Das Parteienfinanzierungsrecht der Bundesrepublik Deutschland, das durch das Sechste Gesetz zur Änderung des Parteiengesetzes und anderer Gesetze vom 28. Januar 1994 (BGBl. I S. 142) grundlegend reformiert wurde, hat sich im Grundsatz bewährt. In Abkehr von der früheren Wahlkampfkostenerstattung findet die staatliche Teilfinanzierung der Parteien nicht mehr nur in den von den Parteien getragenen Wahlkämpfen ihre Rechtfertigung, sondern dient dazu, den Parteien Mittel für die Erfüllung der ihnen nach dem Grundgesetz obliegenden Tätigkeiten zur Verfügung zu stellen.

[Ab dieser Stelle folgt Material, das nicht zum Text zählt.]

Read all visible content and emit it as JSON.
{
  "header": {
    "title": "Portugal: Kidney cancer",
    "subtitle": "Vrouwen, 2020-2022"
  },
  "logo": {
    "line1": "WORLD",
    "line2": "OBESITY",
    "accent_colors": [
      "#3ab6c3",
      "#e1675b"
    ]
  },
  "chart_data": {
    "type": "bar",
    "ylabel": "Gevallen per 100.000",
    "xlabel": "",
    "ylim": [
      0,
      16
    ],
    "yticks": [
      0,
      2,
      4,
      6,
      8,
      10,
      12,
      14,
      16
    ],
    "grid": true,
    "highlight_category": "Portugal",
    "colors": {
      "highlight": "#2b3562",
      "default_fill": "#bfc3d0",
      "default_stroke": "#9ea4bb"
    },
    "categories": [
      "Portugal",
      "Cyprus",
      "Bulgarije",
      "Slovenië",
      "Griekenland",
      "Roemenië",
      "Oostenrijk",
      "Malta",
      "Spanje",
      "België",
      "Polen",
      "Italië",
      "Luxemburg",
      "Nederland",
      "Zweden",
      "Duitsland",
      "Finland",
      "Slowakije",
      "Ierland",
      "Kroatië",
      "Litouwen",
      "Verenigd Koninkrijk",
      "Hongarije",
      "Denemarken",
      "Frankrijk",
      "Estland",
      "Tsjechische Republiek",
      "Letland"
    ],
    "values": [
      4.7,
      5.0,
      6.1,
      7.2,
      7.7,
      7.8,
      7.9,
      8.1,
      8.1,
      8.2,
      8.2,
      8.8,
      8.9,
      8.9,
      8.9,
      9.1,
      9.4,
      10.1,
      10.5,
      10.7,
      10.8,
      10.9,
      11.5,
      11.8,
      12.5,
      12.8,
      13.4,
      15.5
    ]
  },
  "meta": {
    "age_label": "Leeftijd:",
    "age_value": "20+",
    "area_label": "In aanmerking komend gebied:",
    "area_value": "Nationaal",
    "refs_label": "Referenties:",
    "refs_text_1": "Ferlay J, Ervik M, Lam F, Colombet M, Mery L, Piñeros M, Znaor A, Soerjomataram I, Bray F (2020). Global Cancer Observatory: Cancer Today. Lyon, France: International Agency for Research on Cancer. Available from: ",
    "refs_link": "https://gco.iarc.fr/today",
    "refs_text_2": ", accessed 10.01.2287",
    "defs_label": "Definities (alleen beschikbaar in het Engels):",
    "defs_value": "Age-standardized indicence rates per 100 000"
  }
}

Der Anteil, den eine Partei von der Gesamtfinanzierung für sich beanspruchen kann, wird nach dem Grad ihrer Verwurzelung in der Gesellschaft mit den beiden Maßstäben des Erfolges bei den Wählerinnen und den Wählern und der finanziellen Opfer, die Bürger bereit sind, für eine Partei zu erbringen, bemessen. Letzteres wird von den Parteien durch jährlich zu erstellende Rechenschaftsberichte nachgewiesen, die selbst wiederum Grundlage für die Berechnung des sog. Zuwendungsanteil der staatlichen Teilfinanzierung sind. Da somit eine direkte Abhängigkeit zwischen dem Erhalt staatlicher Mittel und der ordnungsgemäßen Offenlegung der Einnahmen, Ausgaben und des Vermögens der Parteien vom Gesetz hergestellt ist, muss in Ausgestaltung des Artikels 21 Abs. 1 Satz 3 GG an den Inhalt, die Gestaltung und die Richtigkeit der Rechenschaftsberichte der Parteien ein hoher Maßstab angelegt werden. Die Rechenschaftsberichte sind die Grundlage für die vom Grundgesetz geforderte Transparenz der Parteienfinanzen. Die Praxis des Parteiengesetzes hat gezeigt, dass die bisherigen Regelungen im Rahmen des Gesetzesvollzugs in Einzelfällen problematisch sein können. Auch hat die vom amtierenden Bundespräsidenten eingesetzte Kommission unabhängiger Sachverständiger zu Fragen der Parteienfinanzierung in ihren Berichten (Bundestagsdrucksachen 14/6412 und 14/6710) Änderungen im Parteienfinanzierungsrecht vorgeschlagen. Eine Überprüfung des Verfahrens der Parteienfinanzierung ist daher notwendig.

Weiterhin ist es Aufgabe des Gesetzgebers, eindeutige Regelungen zu schaffen, wie die mittelverwaltende Behörde mit fehlerhaften Rechenschaftsberichten verfahren soll. Die Spendenskandale der letzten Zeit machen überdies deutlich, dass bessere Vorkehrungen zur Abwehr rechtswidriger Handlungen bei der Beschaffung und Verwaltung von Parteifinanzen sowie ein besonderer Straftatbestand im Parteiengesetz notwendig sind.

Letztlich ist es aus Gründen der das Parteiengesetz bestimmenden Transparenz notwendig, die gesetzlichen Grundlagen dafür zu schaffen, dass sowohl die Zahlbeträge der staatlichen Teilfinanzierung als auch die Beträge in den Rechenschaftsberichten der Parteien selbst künftig in Euro ausgewiesen werden müs-

sen. Auch sollten die Empfehlungen der Kommission unabhängiger Sachverständiger zu Fragen der Parteienfinanzierung zur Anpassung der absoluten Obergrenze umgesetzt werden.

B. Lösung

Änderung von Einzelbestimmung des Parteiengesetzes bei gleichzeitiger Stärkung der bewährten Grundstrukturen des Parteienfinanzierungsrechts sowie die Einführung von speziellen Straftatbeständen.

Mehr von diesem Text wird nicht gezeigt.